- Born: May 12, 1956 (age 70) United States
- Occupation: Real state developer
- Known for: Primary owner of Pemco Group
- Spouse: Nancy
- Children: 2

= Peter Muserlian =

American developer (born 1956)

Peter Muserlian (born May 12, 1956) is an American developer and notable Republican political campaign contributor. Muserlian is the primary owner of Pemco Group, a large development and leasing agency located in Syracuse, New York.

Located in central New York, Pemco is among the region's largest commercial real estate and development agencies, with property interests locally and as far south as Manassas, Virginia. Muserlian is widely credited with the company’s growth in an otherwise unfavorable economic climate.

== Early life ==
Muserlain is a graduate of Manlius Pebble Hill School and attended Le Moyne College.

== Developments ==

===Hills Building===
Serving as Pemco’s primary headquarters, Muserlian purchased the historic Hills Building at 317 Montgomery St. in Syracuse, NY. Following a foreclosure filing from General Electric Capital Interests against the former building residents (Tower Associates), Muserlian orchestrated a below market buy on the property and structure for $625,000 in the year 2000. Built in 1929, in the same era as the historic Landmark Theater and Niagara Mohawk building, the Gothic architecture is reminiscent of NYC buildings of the same era.

===Shop City===
Shop City is a large retail plaza located in the Northeast side of Syracuse. Muserlian’s father had originally been involved in a leasing partnership of the property dating back to the mid-1960s. In 1999, Muserlian orchestrated the sale of the 250000 sqft property to Paragon Realty Group out of Connecticut for $16.25 million.

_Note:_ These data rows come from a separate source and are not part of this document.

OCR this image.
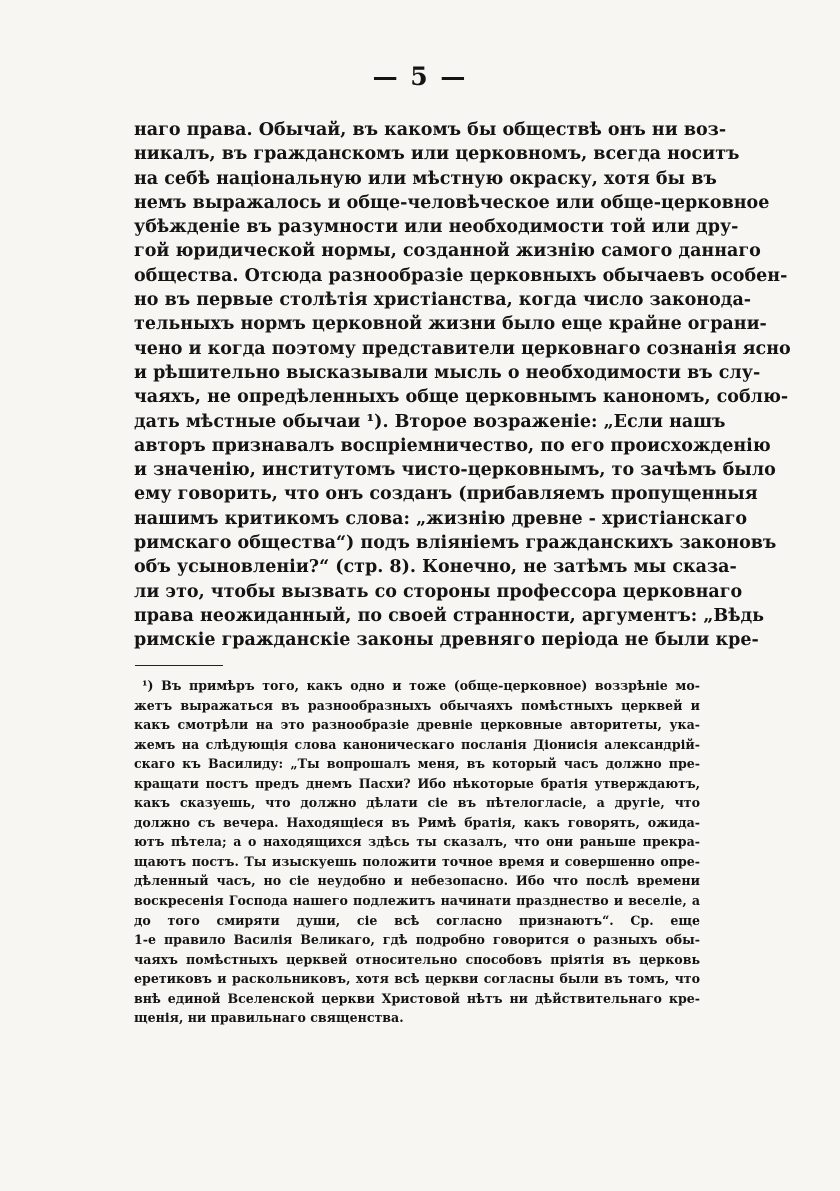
— 5 —
наго права. Обычай, въ какомъ бы обществѣ онъ ни воз-
никалъ, въ гражданскомъ или церковномъ, всегда носитъ
на себѣ національную или мѣстную окраску, хотя бы въ
немъ выражалось и обще-человѣческое или обще-церковное
убѣжденіе въ разумности или необходимости той или дру-
гой юридической нормы, созданной жизнію самого даннаго
общества. Отсюда разнообразіе церковныхъ обычаевъ особен-
но въ первые столѣтія христіанства, когда число законода-
тельныхъ нормъ церковной жизни было еще крайне ограни-
чено и когда поэтому представители церковнаго сознанія ясно
и рѣшительно высказывали мысль о необходимости въ слу-
чаяхъ, не опредѣленныхъ обще церковнымъ канономъ, соблю-
дать мѣстные обычаи ¹). Второе возраженіе: „Если нашъ
авторъ признавалъ воспріемничество, по его происхожденію
и значенію, институтомъ чисто-церковнымъ, то зачѣмъ было
ему говорить, что онъ созданъ (прибавляемъ пропущенныя
нашимъ критикомъ слова: „жизнію древне - христіанскаго
римскаго общества“) подъ вліяніемъ гражданскихъ законовъ
объ усыновленіи?“ (стр. 8). Конечно, не затѣмъ мы сказа-
ли это, чтобы вызвать со стороны профессора церковнаго
права неожиданный, по своей странности, аргументъ: „Вѣдь
римскіе гражданскіе законы древняго періода не были кре-
¹) Въ примѣръ того, какъ одно и тоже (обще-церковное) воззрѣніе мо-
жетъ выражаться въ разнообразныхъ обычаяхъ помѣстныхъ церквей и
какъ смотрѣли на это разнообразіе древніе церковные авторитеты, ука-
жемъ на слѣдующія слова каноническаго посланія Діонисія александрій-
скаго къ Василиду: „Ты вопрошалъ меня, въ который часъ должно пре-
кращати постъ предъ днемъ Пасхи? Ибо нѣкоторые братія утверждаютъ,
какъ сказуешь, что должно дѣлати сіе въ пѣтелогласіе, а другіе, что
должно съ вечера. Находящіеся въ Римѣ братія, какъ говорять, ожида-
ютъ пѣтела; а о находящихся здѣсь ты сказалъ, что они раньше прекра-
щаютъ постъ. Ты изыскуешь положити точное время и совершенно опре-
дѣленный часъ, но сіе неудобно и небезопасно. Ибо что послѣ времени
воскресенія Господа нашего подлежитъ начинати празднество и веселіе, а
до того смиряти души, сіе всѣ согласно признаютъ“. Ср. еще
1-е правило Василія Великаго, гдѣ подробно говорится о разныхъ обы-
чаяхъ помѣстныхъ церквей относительно способовъ пріятія въ церковь
еретиковъ и раскольниковъ, хотя всѣ церкви согласны были въ томъ, что
внѣ единой Вселенской церкви Христовой нѣтъ ни дѣйствительнаго кре-
щенія, ни правильнаго священства.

===Syracuse Trust Building===
Built in the early 1900s, the Syracuse Trust Building at 325 South Salina St. served for many years as one of Syracuse's leading financial institutions. Muserlian's project range involved the conversion of the historic structure into five luxury condos ranging in size from 2,200 to 2,500 square feet.

==Political activism and contributions==
Muserlian is a Republican campaign donor, supporting both local New York State Assembly candidate Christina Fitch and national candidates, including President George W. Bush's first election campaign.

== Personal life ==
Muserlian lives in Fayetteville, New York, with wife Nancy and two children, Peter Muserlian Jr and Jane H. Muserlian.